Untuk menghadapi pilkada 2017 yang dinamis dan penuh tantangan, maka perlu dilakukan analisis ancaman, analisis kerawanan dan analisis risiko sebagai dasar menentukan langkah-langkah pencegahan, penanganan dan pemulihan. Langkah ini dibuat untuk menghadapi situasi yang berpotensi menjadi gangguan keamanan dan ketertiban.
Ancaman
Ancaman terbesar dari Pilkada DKI 2017 adalah reaksi pihak yang tidak siap kalah. Reaksi yang dilakukan oleh pihak yang tidak mau menerima hasil pilkada bermacam-macam.

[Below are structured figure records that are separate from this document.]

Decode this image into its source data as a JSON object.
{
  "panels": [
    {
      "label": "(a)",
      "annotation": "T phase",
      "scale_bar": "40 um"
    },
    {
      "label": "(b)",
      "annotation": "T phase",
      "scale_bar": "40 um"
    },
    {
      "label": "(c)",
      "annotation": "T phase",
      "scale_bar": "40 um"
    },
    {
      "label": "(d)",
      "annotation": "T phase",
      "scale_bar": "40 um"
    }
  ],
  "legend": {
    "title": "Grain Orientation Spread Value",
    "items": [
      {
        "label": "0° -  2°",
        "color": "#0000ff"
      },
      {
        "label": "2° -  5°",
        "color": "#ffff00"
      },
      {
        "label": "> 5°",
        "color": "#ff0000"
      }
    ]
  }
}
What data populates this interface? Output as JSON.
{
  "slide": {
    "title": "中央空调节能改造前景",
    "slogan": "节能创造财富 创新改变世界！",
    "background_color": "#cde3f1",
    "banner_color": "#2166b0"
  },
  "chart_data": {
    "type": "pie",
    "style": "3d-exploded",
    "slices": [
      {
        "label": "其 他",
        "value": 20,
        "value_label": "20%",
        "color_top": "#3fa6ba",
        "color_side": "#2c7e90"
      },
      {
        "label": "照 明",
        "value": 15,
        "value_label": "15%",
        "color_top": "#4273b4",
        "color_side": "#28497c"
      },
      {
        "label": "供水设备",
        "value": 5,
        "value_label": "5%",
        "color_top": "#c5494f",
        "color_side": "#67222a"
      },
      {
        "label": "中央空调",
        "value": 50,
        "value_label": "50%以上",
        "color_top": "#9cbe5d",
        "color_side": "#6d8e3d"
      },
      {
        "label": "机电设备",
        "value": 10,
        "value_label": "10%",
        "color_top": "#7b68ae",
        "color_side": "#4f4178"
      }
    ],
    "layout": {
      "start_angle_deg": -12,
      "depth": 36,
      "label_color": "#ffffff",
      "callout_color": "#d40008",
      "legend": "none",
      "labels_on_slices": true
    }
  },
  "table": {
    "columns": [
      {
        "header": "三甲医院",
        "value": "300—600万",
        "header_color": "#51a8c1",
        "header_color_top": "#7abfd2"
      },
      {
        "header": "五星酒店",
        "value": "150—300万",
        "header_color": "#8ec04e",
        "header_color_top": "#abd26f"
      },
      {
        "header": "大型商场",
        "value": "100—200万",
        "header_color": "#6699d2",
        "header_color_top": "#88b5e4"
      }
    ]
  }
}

Bagi pihak yang sadar hukum akan melakukan gugatan terhadap hasil pilkada melalui jalur hukum di Mahkamah Konstitusi. Namun bagi pihak yang tidak (mau) sadar hukum, biasanya akan menggunakan cara-cara yang destruktif bahkan teror dengan melakukan aksi yang menakutkan dan merugikan untuk memaksakan kehendaknya.
Kemungkinan pihak yang tidak menerima hasil pilkada bisa menggunakan berbagai cara, di level atas menggunakan cara-cara hukum positif, namun di level bawah menjalankan hukum rimba. Jika ada tindakan hukum atas aksi-aksi yang melanggar hukum oleh pihak ini maka akan melepaskan tanggung jawab kepada pelaku dari level bawah, bahkan akan memanfaakan level grass root untuk mempekeruh suasana. Aksi-aksi destruktif semakin masif jika ada katalisator isu-isu sensitif seperti isu SARA.
Pihak yang diprediksi bisa melakukan aksi destruktif karena tidak mau menerika hasil pilkada biasanya adalah pihak yang paling banyak mengeluarkan modal, atau sudah sudah terlanjut mengorbankan sesuatu yang tidak bisa kembali lagi. Hal ini terjadi misalnya terhadap calon yang telah kehilangan karir atau status sebelumnya yang harus dilepas sebagai syarat mengikuti pilkada.
Potensi tindakan destruktif terjadi oleh calon di atas sangat besar terutama jika calon tersebut mempunyai pendukung fanatik dan dalam jumlah yang besar. Cara-cara ini akan digunakan untuk mempengaruhi atau memberikan tekanan kepada pengambil keputusan agar kemauannya dituruti. Model mengerahkan massa dan melakukan tekanan dengan cara kekerasan bisa menjadi tidak terkendali sehingga menjadi sebuah konflik horizontal. Peserta pilkada yang kalah, tidak mau menerima hasil pilkada, tidak mau menempuh langkah hukum, cenderung akan menggunakan cara destruktif sebagai luapan kekecewaan.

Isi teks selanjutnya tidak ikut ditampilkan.